Предание говорит, что Пармениск потерял способность смеяться в трофонийской пещере[4], но снова приобрел ее на острове Делос, увидав уродливый обрубок, считавшийся изображением богини Лето[5]. Нечто в роде этого было и со мной.
В ранней юности я было разучился смеяться в трофонийской пещере; возмужав, я взглянул на жизнь открытыми глазами, засмеялся и с тех пор не перестаю… Я понял, что значение жизни сводится к «теплому местечку»; что цель жизни — чин статского или иного советника; истинный смысл и желание любви — женитьба на богатой; блаженство дружбы — денежная поддержка; истина — лишь то, что признается большинством, восторженность — способность произнести спич; храбрость — риск подвергнуться десятирублевому штрафу; сердечность — послеобеденное пожелание «на здоровье»; набожность — ежегодное говение… Я взглянул на жизнь и засмеялся.
Чем я связан? Из чего была цепь, которою сковали волка Фенриса[6]? Из шума кошачьих шагов, из бород женщин, из корней гор, из дыхания рыб, из слюны птиц. И я скован цепью из мрачных фантазий, тревожных грез, беспокойных дум, жутких предчувствий и безотчетных страхов. Цепь эта «упруга, легка как шелк, растяжима до бесконечности, и ее нельзя разорвать».

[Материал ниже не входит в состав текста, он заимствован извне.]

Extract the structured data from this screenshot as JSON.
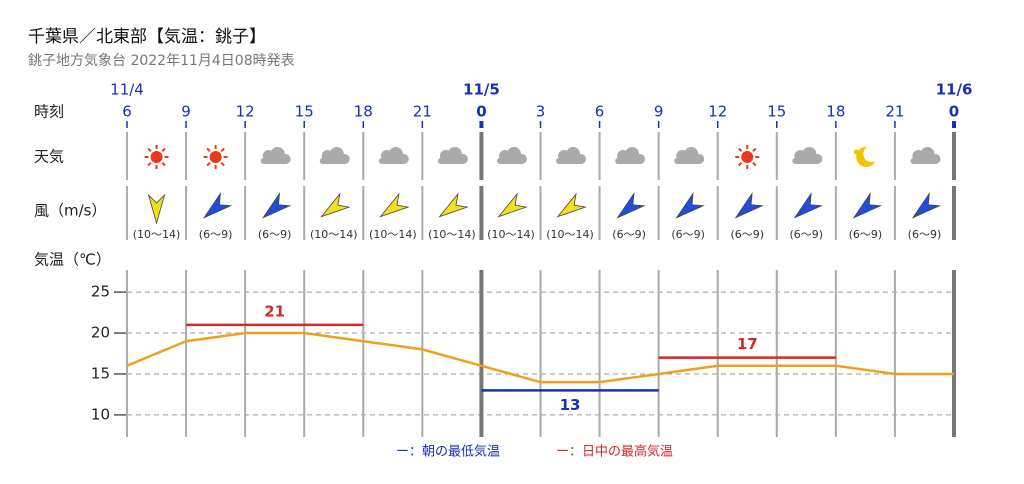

Я, может быть, и постигну истину, но до познания блаженства душевного мне еще далеко. Что же мне делать? Скажут: «займись делом». Каким? Чем мне заняться? Разве оповещать человечество о своей грусти, стараясь представить новые доказательства печального ничтожества человеческой жизни? Или открывать какие-нибудь новые, еще не известные доселе, темные стороны жизни? Этим я мог бы, пожалуй, стяжать себе редкую награду: прославиться, наподобие астронома, открывшего новые пятна на Юпитере. Предпочитаю, однако, молчать.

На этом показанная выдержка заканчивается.